Though this announcement may caused panic to Air India customers, the airline clarified that no passwords were included on their investigation of the data breach. However, customers were still notified to change their codes, or better yet, the whole email addresses in order to be sure of their safety.
How it happened
The SITA’s Passenger Service System (PSS) was the one to blame on the said incident, according to Air India. It was first reported to Air India on February 25, but only learned the identities of affected passengers on March 25 and May 4.
Surprisingly, Air India was not the only airline involved in the data breach. Other companies as well such as Air New Zealand, Cathay Pacific, Finnair, Jeju Air, Lufthansa, Malaysia Airlines, SAS and Singapore Airlines, were also reportedly notified about the incident.

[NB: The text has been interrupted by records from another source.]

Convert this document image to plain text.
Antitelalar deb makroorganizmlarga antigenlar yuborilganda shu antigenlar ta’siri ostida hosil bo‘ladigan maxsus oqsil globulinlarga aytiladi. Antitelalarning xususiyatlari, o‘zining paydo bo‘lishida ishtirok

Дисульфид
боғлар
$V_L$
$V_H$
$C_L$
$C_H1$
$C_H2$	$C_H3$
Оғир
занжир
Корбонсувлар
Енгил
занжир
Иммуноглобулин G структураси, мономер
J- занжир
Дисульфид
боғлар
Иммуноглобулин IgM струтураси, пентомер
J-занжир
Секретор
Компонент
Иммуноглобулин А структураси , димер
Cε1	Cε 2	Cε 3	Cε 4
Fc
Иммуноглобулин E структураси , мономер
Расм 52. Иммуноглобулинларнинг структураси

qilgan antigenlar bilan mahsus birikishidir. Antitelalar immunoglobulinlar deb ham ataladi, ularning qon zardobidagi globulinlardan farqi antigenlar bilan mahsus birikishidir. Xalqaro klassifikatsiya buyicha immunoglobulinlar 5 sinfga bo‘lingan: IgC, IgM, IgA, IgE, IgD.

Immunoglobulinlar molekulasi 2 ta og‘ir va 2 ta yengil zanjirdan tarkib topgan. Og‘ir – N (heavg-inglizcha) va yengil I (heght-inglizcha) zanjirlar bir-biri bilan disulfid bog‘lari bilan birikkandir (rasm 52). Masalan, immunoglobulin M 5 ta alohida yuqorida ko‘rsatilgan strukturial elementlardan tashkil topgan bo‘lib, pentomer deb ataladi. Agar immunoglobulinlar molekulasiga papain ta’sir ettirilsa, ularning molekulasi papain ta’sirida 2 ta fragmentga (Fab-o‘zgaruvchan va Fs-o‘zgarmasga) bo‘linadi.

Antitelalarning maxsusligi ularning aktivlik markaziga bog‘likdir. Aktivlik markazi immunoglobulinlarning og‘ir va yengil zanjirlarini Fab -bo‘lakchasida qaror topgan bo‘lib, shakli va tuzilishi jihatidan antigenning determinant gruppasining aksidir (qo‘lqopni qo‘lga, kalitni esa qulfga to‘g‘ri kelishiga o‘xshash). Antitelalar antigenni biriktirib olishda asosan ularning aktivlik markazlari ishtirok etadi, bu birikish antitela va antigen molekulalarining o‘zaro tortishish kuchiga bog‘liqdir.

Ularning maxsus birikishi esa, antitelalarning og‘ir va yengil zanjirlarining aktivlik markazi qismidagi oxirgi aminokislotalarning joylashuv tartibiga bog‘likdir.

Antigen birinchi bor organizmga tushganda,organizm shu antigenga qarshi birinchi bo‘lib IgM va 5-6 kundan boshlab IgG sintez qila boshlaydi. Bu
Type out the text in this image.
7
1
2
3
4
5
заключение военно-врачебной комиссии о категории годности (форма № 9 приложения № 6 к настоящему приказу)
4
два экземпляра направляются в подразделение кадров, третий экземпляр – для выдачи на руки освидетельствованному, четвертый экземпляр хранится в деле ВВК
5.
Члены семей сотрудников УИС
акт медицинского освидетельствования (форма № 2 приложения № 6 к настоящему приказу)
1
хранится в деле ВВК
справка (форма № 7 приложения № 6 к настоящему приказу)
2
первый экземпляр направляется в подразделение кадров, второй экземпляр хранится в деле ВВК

“By global and industry standards, we identified this cyber-attack extremely quickly. The matter remains under active investigation by SITA,” the company said. “Each affected airline has been provided with the details of the exact type of data that has been compromised, including details of the number of data records within each of the relevant data categories, including some personal data of airline passengers.”
What to do if you’re affected
Just like any other massive breach in the history, customers or users involved on the incident must protect themselves immediately before hackers get to their accounts. This includes changing your passwords, making another email, and avoiding financial transactions first.